Если бы этот разговор услышала Ольга, она бы зарделась от таких слов. Ничего подобного она о себе не ведала.
— Ты хотя бы что?нибудь другое ей предложила, чтобы она осмотрелась, — подсказывала бухгалтер. — Она же не представляет, что с ней будут творить. Мне жутко становится от того, что она там услышит. Может, какой- нибудь посыльной в канцелярию?.. Грамотная девочка, десять классов…
— Ничего у меня нет. Только разнорабочие. Пускай посмотрит, как трудится его величество рабочий класс страны Советов. Комсбмолка. Это ей будет полезно.
— Зоя, что ты говоришь? Полезно другим, шатающимся, болтающимся.
— Знать будет, почем фунт изюма, то бишь, буханка черного хлеба.
— Там же сплошной мат. Они же разучились по–человечески говорить. Я бы ей просто отказала.
— Нужны рабочие руки.
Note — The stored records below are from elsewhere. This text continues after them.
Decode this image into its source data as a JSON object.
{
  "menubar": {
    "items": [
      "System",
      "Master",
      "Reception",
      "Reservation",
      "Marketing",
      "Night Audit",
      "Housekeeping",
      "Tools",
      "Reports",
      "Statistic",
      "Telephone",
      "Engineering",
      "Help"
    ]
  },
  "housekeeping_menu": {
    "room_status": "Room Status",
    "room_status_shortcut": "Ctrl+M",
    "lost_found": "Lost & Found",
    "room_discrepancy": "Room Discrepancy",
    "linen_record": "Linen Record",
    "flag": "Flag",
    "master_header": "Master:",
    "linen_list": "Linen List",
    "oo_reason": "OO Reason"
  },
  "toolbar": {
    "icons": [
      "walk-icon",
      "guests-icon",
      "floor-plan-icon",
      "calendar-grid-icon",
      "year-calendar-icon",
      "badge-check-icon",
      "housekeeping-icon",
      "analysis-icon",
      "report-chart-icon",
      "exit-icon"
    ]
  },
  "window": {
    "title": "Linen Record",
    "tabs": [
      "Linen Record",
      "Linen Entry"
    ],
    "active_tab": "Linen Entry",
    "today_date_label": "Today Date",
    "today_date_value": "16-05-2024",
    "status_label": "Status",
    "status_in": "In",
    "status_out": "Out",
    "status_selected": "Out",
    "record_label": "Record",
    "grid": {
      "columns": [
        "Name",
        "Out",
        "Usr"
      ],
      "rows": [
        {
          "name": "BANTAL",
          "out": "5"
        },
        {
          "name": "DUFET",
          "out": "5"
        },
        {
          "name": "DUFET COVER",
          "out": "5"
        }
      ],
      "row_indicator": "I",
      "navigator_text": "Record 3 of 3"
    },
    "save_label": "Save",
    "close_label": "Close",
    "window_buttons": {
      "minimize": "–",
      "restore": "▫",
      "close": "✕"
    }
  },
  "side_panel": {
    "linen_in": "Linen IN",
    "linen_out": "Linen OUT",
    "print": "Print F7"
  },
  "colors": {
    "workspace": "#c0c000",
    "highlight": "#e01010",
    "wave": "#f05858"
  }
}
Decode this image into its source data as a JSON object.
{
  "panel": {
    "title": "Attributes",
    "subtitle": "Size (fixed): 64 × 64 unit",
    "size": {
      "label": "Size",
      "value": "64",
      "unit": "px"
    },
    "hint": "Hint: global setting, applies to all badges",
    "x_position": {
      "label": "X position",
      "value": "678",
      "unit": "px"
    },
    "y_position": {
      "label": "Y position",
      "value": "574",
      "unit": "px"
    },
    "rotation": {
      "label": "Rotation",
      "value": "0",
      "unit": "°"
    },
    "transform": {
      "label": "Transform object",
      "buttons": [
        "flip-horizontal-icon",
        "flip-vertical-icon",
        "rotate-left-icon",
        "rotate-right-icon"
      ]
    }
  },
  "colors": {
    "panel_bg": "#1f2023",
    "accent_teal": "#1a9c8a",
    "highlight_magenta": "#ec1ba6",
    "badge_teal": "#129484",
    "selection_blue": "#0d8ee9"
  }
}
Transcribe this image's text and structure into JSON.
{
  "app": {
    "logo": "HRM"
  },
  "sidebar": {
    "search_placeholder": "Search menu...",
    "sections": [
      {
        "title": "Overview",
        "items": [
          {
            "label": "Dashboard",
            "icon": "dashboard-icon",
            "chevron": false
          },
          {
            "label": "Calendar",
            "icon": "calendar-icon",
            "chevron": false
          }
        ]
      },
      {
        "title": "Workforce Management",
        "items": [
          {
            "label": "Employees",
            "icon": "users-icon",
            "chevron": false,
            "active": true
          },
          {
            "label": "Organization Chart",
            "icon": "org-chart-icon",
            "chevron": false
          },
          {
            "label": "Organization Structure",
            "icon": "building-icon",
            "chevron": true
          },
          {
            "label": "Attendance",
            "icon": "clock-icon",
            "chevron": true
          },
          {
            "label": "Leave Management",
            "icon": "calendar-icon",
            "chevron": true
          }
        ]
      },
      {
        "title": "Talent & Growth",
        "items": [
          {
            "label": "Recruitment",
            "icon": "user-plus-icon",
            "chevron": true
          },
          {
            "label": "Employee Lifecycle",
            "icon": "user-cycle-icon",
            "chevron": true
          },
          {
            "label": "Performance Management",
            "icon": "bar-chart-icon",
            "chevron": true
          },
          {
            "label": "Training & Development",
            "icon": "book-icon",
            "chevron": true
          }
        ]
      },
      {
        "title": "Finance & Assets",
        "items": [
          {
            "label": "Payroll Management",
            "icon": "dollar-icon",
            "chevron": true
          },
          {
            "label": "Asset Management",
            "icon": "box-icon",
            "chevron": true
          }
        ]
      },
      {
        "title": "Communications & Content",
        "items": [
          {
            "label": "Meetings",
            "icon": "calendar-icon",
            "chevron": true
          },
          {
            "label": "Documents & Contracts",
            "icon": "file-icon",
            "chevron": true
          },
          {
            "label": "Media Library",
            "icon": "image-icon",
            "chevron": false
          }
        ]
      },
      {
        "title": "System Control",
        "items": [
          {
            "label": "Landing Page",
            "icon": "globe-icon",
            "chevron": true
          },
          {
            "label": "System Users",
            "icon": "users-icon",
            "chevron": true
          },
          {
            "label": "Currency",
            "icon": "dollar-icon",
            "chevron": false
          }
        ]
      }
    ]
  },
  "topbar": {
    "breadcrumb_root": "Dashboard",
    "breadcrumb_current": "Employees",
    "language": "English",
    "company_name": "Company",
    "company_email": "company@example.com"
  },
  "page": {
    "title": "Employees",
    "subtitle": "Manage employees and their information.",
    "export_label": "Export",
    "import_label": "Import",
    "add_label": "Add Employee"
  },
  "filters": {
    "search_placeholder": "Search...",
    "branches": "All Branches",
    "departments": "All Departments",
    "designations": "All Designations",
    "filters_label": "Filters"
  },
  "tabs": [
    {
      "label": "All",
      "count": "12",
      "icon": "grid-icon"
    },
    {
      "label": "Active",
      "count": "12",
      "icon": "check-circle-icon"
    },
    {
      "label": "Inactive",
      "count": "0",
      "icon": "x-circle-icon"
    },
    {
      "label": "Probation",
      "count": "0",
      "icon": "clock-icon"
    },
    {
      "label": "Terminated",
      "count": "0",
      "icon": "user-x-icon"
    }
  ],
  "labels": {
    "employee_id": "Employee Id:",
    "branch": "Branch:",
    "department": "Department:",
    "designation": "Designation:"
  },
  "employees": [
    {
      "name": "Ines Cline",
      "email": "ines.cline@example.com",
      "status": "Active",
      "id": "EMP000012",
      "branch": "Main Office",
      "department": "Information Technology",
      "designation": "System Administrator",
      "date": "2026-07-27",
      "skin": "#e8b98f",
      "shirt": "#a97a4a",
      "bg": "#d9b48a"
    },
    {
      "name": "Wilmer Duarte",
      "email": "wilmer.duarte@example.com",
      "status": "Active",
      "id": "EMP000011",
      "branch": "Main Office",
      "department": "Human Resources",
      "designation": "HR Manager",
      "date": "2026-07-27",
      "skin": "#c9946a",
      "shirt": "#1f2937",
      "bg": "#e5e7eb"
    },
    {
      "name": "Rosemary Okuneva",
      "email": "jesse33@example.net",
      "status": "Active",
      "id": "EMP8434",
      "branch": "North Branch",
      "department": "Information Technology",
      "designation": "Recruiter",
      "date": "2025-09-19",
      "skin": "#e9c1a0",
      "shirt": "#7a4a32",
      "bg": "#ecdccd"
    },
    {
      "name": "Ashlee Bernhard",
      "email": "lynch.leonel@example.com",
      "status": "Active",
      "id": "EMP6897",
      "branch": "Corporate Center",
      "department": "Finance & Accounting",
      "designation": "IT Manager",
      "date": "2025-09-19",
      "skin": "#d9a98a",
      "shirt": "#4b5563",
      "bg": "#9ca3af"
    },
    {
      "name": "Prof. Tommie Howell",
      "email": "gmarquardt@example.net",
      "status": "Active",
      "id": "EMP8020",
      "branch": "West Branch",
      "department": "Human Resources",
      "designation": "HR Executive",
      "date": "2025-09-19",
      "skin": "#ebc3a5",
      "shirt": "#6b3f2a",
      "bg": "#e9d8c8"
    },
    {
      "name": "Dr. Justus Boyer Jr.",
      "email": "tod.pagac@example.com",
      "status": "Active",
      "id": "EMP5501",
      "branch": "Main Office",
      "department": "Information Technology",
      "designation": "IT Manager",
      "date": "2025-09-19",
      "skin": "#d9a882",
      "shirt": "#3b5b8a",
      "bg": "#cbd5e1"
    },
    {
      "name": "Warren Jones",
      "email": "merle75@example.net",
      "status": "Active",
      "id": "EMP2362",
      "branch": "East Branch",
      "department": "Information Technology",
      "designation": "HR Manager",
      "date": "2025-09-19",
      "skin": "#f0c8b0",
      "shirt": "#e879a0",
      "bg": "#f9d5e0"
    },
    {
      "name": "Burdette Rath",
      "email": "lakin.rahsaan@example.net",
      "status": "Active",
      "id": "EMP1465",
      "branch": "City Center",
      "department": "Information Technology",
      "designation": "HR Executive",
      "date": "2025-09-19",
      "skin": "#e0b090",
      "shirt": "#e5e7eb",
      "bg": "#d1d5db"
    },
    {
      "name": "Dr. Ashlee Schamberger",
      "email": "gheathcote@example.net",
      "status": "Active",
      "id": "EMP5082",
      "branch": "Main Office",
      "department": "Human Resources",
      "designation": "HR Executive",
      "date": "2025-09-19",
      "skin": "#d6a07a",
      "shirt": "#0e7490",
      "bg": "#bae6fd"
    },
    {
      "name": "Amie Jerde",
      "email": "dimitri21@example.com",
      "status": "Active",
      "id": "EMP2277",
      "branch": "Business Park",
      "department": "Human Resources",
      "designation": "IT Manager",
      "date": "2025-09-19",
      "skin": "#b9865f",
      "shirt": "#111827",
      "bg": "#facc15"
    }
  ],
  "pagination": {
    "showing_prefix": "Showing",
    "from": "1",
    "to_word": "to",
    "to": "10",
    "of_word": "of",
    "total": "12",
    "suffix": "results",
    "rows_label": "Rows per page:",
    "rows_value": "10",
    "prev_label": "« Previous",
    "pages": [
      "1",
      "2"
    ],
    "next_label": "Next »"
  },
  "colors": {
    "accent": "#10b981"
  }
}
Директор все уши прожужжал — не можешь найти рабочих. Пусть посмотрит из своего окна на кадру, таскающую сырые кирпичи и гогочущих мужиков. Может, у него сердце ёкнет.
— Ты цыпленка бросаешь в клетку к удавам. Я тебя не понимаю, как ты можешь посылать дитя к уголовникам?
— А ты можешь из?за жалости прибавить ей зарплату?
— Не могу. Но и у тебя на душе должны кошки скрести из?за того, что ты направляешь девочку носить кирпичи, куда и калачом никого не заманишь. Сломается она там, как тонкая соломинка. Забыла ей сказать, чтобы она шла побыстрее со своим чемоданом, пока светло, и вообще не ходила в темноте. Ты же знаешь, что у нас творится.